Can you please talk a little bit about your anticipated 2013 CapEx as well as rent expense? And secondly, I don't recall you making any comments about your natural gas dispenser initiatives. If there are updates, can you please do so?

Thomas M. O'Brien

Well, we've not talked about 2013 capital expenditures. I think it's safe to say that I don't expect that they'll be wildly different from 2012. Now the dispenser projects are coming to an end and the DEF is coming to an end. But we have a fair amount of improvement and -- to do for acquisitions that we've made in the last 2 years.
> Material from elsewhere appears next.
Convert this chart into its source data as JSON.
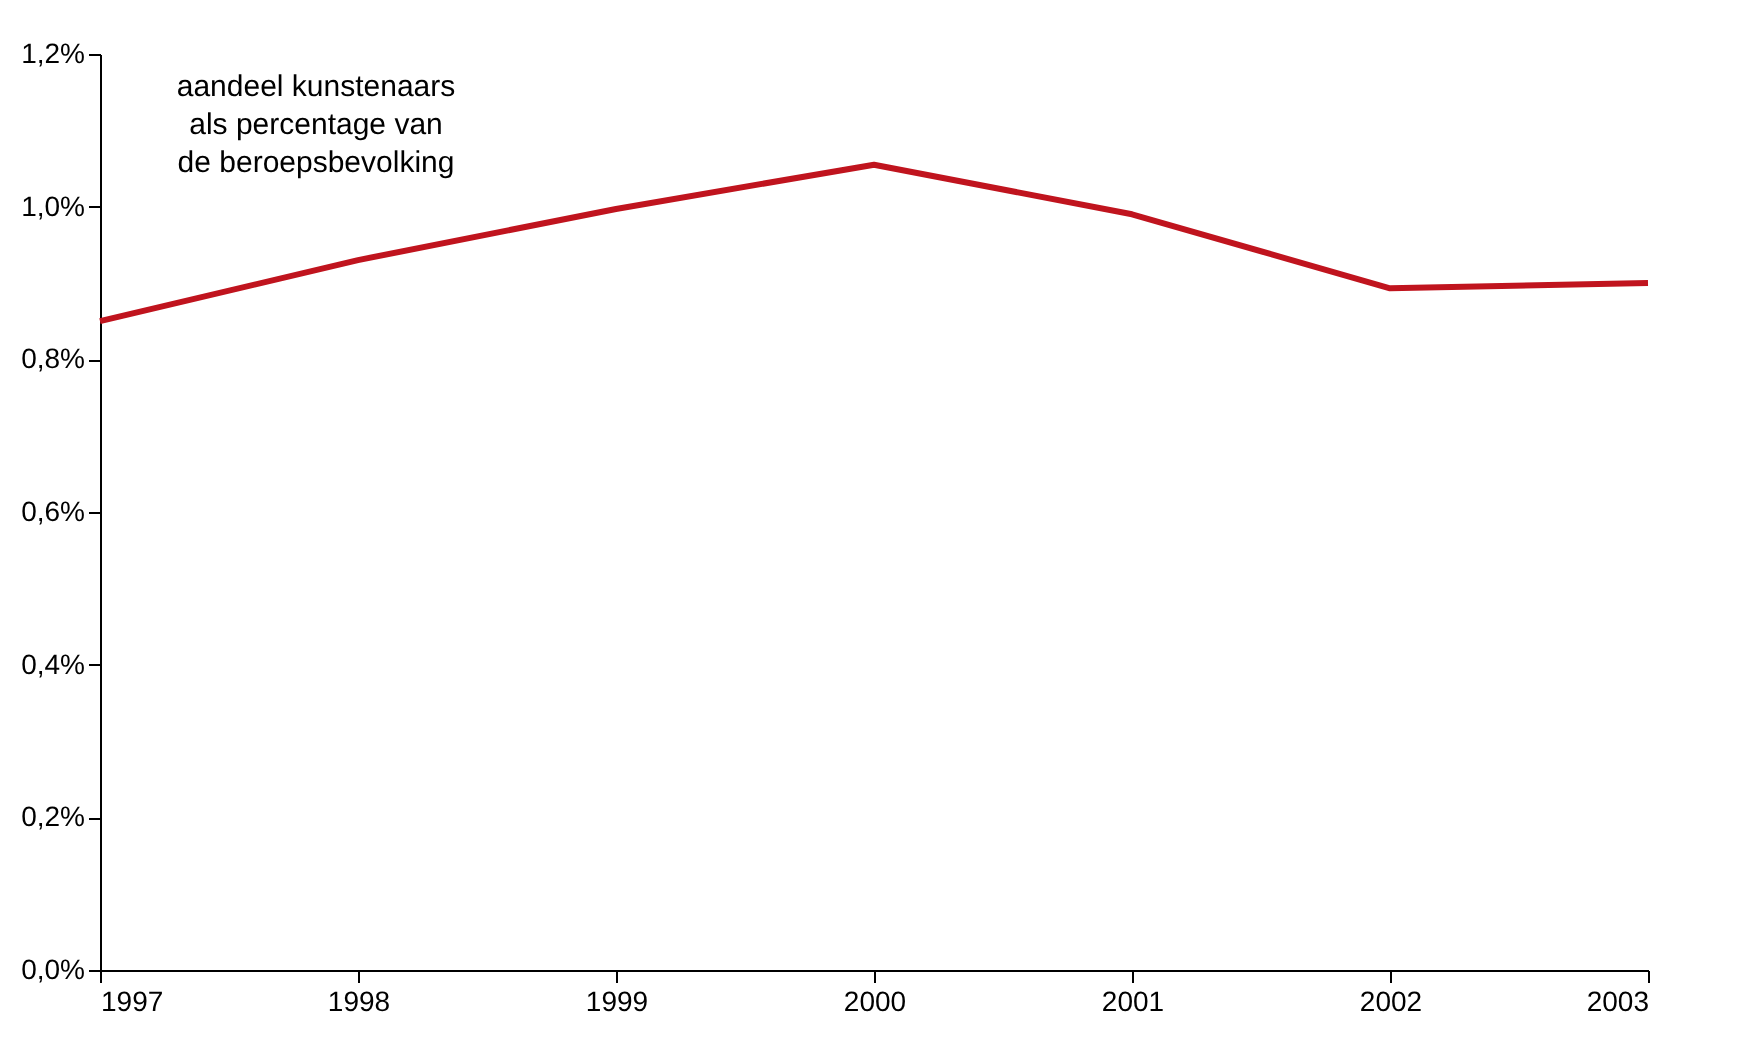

In fact, probably the biggest project that we've got going on is one for a location that we purchased in 2011, which has, frankly, taken us a while to get the shovels in the ground just to work through some area of issues with the city there. But shovels are in the ground now, and it's proceeding. So on the CapEx stuff, not -- I wouldn't see -- I don't see a picture much different than 2012. On natural gas, all I can really tell you there is that we haven't yet reached agreement, but we're working through, and the memorandum of understanding and the exclusive negotiation period is still in effect.

Jeff Geygan

All right. Back to the acquisition front, you've made several -- it seems to be a continuous initiative on your part. Can you provide any color into 2013 what the gross change in locations may be?

Thomas M. O'Brien

I think in 2011, and Andy can help with these numbers, 2011, 2012 we've acquired a total of...

Andrew J. Rebholz


Thomas M. O'Brien

About 18 sites. That pace seems steady to me. We're not seeing a lot in a way of multiple-site acquisition opportunities. So for example, the 3 that we've acquired -- that we've made agreements to acquire in October, are all single-site opportunities, so from 3 separate owners. And that seems like the pace now. Maybe 10 in a year as the average will repeat again. I couldn't see it being more. But when I say "more," I'm talking about 15-ish. But again, every one of this is a separate deal. Every owner needs to be dealt with separately. And there's going to be -- it can be a little lumpy, even though over the past 7 or 8 quarters here, that what we've actually done, seems to be pretty steady.


And now back to you, Mr. Tom O’Brien. Please go ahead.

Thomas M. O'Brien

I just want to thank everybody for their call -- their questions, and wish you a happy election day. We'll be back at the end of -- after the end of the fourth quarter. Thanks a lot.


Okay, thank you. And that concludes our conference for today. Thank you for your participation and for using AT&T Executive Teleconference service. You may now disconnect.